Además de la documentación de las excavaciones del metro, los expertos hicieron la misma petición para cualquier trabajo pasado o reciente que pudiera haber tenido un impacto en la salud de los árboles, desde la colocación de los adoquines hasta las intervenciones en las aceras y en los bordes de las carreteras, y no se descarta que al final prevalezca la línea de quienes, en el Palacio Senatorio, parecen favorecer la sustitución casi total de los pinos históricos por ejemplares más jóvenes. Pero en este punto, los técnicos externos preferirían por el momento un enfoque conservador. En definitiva, recortar lo menos posible para salvar “la cabra y la col”, la salud pública y la valorización del patrimonio medioambiental e histórico representado por los árboles que viven desde hace más de un siglo y que caracterizan el “skyline” del Capitolio.

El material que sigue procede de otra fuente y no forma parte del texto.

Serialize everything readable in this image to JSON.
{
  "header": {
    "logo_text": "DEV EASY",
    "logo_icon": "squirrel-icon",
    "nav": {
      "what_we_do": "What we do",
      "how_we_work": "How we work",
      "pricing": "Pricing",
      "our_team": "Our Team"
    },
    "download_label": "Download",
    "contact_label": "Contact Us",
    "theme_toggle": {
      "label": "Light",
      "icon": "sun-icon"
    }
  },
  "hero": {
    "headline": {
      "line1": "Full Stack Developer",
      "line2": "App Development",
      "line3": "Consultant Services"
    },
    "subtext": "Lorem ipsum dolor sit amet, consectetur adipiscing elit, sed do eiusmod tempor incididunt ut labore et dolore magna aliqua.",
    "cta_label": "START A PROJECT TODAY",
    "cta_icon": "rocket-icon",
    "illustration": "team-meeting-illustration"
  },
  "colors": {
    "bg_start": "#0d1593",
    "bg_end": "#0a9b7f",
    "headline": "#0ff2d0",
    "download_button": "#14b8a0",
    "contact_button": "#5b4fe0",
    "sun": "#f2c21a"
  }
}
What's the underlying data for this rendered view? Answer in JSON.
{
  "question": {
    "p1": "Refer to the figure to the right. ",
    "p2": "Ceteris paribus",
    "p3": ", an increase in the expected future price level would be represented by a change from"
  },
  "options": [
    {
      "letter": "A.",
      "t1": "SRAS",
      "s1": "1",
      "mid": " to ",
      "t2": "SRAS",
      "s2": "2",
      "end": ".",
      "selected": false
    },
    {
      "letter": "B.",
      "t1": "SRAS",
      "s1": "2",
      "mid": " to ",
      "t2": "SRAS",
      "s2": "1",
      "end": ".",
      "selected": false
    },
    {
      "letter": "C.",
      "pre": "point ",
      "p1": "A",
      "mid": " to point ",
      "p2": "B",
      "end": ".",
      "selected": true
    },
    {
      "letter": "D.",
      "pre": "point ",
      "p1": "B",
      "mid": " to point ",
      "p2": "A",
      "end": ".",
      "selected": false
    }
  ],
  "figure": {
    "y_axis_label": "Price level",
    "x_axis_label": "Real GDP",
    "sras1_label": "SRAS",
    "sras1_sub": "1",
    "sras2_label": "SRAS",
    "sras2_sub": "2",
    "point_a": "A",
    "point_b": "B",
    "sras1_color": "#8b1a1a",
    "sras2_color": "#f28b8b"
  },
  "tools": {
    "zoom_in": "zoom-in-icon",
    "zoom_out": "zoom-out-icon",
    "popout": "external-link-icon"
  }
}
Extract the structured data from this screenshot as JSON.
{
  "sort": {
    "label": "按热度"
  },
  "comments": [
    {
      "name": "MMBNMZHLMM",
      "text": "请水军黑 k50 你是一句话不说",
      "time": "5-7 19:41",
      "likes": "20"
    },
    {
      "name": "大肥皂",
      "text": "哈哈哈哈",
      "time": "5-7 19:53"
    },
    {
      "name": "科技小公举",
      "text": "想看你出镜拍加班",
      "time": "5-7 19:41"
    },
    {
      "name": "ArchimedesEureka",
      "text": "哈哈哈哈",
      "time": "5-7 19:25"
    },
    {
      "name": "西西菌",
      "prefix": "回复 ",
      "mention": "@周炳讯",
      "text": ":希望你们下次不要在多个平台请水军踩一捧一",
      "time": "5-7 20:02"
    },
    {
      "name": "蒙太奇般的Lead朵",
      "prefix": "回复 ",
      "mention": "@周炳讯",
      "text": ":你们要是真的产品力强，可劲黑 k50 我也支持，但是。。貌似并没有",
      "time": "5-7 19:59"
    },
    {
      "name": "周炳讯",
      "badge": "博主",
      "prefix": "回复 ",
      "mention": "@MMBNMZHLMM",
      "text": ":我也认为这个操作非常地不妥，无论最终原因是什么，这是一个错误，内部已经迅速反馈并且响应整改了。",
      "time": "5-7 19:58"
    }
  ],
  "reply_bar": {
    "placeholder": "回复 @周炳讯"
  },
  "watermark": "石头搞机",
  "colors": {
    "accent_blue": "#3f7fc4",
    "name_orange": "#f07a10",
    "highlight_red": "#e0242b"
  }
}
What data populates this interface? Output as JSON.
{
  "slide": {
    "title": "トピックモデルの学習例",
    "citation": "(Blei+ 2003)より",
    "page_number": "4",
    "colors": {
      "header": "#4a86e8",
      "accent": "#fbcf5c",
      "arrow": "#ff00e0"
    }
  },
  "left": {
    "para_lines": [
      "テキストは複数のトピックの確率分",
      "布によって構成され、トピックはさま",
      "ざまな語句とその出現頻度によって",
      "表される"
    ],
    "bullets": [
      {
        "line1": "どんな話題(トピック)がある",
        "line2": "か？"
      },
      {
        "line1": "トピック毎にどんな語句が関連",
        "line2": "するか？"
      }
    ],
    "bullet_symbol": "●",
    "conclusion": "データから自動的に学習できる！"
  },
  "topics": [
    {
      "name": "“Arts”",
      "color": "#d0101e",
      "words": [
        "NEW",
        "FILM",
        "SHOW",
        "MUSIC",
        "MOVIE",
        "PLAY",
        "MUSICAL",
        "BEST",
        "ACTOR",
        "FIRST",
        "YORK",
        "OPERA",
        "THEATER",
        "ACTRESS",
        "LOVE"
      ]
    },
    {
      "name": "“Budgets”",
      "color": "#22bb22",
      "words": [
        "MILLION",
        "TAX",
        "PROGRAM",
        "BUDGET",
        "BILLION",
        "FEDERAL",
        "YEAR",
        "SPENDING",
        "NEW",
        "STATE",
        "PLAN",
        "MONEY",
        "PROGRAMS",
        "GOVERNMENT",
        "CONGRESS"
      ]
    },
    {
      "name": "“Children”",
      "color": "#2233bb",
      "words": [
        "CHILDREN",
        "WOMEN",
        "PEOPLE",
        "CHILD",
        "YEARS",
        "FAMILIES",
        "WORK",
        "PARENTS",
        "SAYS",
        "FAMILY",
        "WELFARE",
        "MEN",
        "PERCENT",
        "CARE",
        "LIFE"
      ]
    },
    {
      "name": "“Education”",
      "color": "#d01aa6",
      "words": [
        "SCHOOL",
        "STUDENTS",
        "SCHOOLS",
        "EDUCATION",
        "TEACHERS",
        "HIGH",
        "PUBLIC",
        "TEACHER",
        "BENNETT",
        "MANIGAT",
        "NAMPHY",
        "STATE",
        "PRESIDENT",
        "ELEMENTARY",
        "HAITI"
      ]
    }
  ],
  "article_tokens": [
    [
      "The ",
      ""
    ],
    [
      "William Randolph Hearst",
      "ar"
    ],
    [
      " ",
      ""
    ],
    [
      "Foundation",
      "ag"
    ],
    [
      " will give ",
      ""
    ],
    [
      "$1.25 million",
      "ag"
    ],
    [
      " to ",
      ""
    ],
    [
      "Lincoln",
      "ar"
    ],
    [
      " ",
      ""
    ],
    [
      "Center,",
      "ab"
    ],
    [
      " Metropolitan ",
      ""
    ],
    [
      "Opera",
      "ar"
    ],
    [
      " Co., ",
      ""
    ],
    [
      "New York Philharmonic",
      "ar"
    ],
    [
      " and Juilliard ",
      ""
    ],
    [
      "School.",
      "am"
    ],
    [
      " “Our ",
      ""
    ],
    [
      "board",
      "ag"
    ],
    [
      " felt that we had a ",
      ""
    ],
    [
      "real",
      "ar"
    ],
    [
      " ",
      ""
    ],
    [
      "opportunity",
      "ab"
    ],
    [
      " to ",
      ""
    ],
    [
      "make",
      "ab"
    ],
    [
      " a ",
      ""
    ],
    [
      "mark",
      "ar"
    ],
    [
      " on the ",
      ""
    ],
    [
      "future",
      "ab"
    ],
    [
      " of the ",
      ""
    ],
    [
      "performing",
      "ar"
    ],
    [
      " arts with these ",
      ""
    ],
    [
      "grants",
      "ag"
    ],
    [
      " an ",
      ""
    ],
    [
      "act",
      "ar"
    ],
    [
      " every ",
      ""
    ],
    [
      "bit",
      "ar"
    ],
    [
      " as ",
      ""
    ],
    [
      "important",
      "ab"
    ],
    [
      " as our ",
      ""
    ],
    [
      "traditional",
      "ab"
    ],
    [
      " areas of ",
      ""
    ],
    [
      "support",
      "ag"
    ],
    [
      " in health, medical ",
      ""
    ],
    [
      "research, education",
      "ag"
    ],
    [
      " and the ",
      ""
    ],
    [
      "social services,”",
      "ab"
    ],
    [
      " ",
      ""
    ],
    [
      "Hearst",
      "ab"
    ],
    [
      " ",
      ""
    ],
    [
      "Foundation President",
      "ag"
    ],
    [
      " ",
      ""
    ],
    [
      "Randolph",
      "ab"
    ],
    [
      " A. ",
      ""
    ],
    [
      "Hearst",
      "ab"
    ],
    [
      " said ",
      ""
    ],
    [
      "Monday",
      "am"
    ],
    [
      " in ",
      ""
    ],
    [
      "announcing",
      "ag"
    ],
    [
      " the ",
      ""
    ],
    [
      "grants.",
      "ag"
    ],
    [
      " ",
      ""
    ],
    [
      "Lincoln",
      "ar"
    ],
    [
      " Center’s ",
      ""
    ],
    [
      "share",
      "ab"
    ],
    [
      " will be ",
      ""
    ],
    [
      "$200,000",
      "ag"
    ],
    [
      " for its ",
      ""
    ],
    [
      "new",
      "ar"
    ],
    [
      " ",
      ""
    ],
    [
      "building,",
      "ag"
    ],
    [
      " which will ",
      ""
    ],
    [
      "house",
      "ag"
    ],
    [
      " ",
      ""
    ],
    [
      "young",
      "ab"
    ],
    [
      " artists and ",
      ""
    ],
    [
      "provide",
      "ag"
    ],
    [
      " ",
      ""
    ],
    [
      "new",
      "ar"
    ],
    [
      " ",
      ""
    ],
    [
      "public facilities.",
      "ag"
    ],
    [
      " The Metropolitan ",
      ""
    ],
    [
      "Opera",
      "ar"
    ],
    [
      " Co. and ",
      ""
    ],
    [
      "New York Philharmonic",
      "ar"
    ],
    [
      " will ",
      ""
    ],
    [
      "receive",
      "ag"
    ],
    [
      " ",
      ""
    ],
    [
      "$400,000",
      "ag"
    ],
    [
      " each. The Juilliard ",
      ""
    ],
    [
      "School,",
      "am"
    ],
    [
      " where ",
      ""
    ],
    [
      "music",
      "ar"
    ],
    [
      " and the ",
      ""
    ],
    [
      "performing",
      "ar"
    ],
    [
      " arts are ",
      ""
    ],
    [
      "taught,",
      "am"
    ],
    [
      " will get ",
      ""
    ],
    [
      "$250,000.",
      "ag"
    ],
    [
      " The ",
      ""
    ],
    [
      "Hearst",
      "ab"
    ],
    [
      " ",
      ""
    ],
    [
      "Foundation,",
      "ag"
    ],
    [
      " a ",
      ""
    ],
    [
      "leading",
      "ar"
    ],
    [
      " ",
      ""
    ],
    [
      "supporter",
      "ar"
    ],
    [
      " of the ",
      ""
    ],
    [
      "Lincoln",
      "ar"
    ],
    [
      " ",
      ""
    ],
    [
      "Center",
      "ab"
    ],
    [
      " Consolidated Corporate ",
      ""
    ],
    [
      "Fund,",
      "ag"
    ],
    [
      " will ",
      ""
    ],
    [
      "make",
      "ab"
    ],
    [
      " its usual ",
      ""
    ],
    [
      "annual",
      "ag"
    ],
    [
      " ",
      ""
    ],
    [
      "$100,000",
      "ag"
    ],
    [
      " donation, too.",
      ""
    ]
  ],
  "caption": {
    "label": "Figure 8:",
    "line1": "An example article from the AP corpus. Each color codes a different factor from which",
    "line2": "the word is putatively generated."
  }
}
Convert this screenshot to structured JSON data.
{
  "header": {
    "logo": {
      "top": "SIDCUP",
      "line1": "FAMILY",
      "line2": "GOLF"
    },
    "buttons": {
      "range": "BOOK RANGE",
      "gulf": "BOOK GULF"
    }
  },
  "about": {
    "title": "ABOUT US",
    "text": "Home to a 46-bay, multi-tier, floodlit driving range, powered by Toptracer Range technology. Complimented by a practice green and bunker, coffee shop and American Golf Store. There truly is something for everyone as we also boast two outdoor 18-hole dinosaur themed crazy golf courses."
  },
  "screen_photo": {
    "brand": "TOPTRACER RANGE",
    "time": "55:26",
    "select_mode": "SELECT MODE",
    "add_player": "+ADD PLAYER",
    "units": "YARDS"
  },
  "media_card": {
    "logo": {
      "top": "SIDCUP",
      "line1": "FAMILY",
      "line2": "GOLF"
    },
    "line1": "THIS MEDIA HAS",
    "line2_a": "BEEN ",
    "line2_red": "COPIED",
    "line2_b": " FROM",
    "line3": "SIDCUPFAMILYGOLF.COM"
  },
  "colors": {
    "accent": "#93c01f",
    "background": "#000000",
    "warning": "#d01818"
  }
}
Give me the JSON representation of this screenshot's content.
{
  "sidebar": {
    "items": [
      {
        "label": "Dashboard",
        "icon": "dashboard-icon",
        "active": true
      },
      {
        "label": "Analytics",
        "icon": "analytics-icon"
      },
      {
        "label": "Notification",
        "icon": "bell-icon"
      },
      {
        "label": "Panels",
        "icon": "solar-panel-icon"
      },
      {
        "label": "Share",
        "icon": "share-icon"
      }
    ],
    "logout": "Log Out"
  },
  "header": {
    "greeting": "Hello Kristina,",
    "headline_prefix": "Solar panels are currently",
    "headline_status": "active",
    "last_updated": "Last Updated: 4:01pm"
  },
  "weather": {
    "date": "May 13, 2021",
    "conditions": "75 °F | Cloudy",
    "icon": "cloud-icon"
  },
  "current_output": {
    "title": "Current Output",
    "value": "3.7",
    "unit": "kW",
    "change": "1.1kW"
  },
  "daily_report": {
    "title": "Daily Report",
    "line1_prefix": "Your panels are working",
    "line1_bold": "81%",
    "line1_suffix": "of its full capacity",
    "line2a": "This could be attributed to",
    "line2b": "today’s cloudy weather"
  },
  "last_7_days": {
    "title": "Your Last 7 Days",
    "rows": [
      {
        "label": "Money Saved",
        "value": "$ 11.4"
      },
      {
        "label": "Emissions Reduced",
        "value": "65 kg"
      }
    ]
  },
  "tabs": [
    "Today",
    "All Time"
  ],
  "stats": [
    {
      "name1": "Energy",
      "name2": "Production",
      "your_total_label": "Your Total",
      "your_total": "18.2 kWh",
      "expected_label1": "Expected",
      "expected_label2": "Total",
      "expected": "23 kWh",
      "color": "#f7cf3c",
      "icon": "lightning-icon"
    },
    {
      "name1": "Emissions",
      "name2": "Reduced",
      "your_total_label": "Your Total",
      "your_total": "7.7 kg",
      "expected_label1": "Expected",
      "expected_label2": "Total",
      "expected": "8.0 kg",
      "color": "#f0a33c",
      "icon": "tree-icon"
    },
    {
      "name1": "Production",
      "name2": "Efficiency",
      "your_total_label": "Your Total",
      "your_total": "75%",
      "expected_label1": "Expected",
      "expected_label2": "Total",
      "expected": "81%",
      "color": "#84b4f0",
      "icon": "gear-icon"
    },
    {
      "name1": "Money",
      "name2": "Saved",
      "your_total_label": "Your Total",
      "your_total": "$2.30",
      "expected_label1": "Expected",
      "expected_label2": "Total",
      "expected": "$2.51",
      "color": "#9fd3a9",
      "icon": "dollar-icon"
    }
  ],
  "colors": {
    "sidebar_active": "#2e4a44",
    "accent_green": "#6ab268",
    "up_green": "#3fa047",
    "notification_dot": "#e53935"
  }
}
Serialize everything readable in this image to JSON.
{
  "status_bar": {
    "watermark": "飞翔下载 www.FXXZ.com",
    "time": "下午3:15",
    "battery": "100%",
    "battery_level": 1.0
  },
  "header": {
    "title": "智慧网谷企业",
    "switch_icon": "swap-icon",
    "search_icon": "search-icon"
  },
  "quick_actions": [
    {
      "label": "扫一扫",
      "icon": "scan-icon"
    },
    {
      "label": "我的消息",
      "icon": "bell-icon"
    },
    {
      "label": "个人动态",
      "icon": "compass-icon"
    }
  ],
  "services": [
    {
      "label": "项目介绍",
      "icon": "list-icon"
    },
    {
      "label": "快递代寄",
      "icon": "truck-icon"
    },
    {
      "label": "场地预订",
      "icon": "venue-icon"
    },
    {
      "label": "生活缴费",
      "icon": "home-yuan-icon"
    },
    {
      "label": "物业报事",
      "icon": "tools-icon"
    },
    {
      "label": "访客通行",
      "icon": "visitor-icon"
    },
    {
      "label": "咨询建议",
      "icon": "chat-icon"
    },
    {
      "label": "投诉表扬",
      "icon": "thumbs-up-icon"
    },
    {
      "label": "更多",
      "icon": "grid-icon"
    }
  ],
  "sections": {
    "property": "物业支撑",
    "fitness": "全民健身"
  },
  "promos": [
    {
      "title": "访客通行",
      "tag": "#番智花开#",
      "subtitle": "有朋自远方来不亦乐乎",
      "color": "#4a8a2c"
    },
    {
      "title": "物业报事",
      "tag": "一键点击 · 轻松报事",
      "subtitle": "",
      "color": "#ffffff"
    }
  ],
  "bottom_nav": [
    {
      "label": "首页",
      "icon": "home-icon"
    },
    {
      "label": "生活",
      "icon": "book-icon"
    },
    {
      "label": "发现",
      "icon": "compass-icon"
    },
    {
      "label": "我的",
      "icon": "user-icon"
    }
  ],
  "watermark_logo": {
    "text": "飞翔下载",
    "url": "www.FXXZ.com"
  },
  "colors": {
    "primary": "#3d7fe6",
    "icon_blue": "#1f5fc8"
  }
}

Lo cierto es, sin embargo, que la seguridad sigue siendo la prioridad compartida por todos los actores del grupo de trabajo reforzado creado por el Capitolio y que la decisión final deberá tomarse en unos días. En la mesa, con Roma Capitale, están sentados la Superintendencia del Estado, la Superintendencia Capitolina del Patrimonio Cultural, el Parque Arqueológico del Coliseo, las órdenes profesionales de agrónomos y agrotécnicos, los bomberos, los carabineros forestales, el Crea (Consejo de Investigación Agraria y de Análisis de la Economía Agraria), el Jardín Botánico de la Universidad La Sapienza. Muchos jefes llegan a un acuerdo rápidamente, en una situación crítica. Via dei Fori sigue cerrada desde Largo Ricci hasta Piazza Venezia, con las consiguientes molestias, y las pruebas de tracción en curso deberán determinar si otros pinos centenarios corren el riesgo de ser aplastados.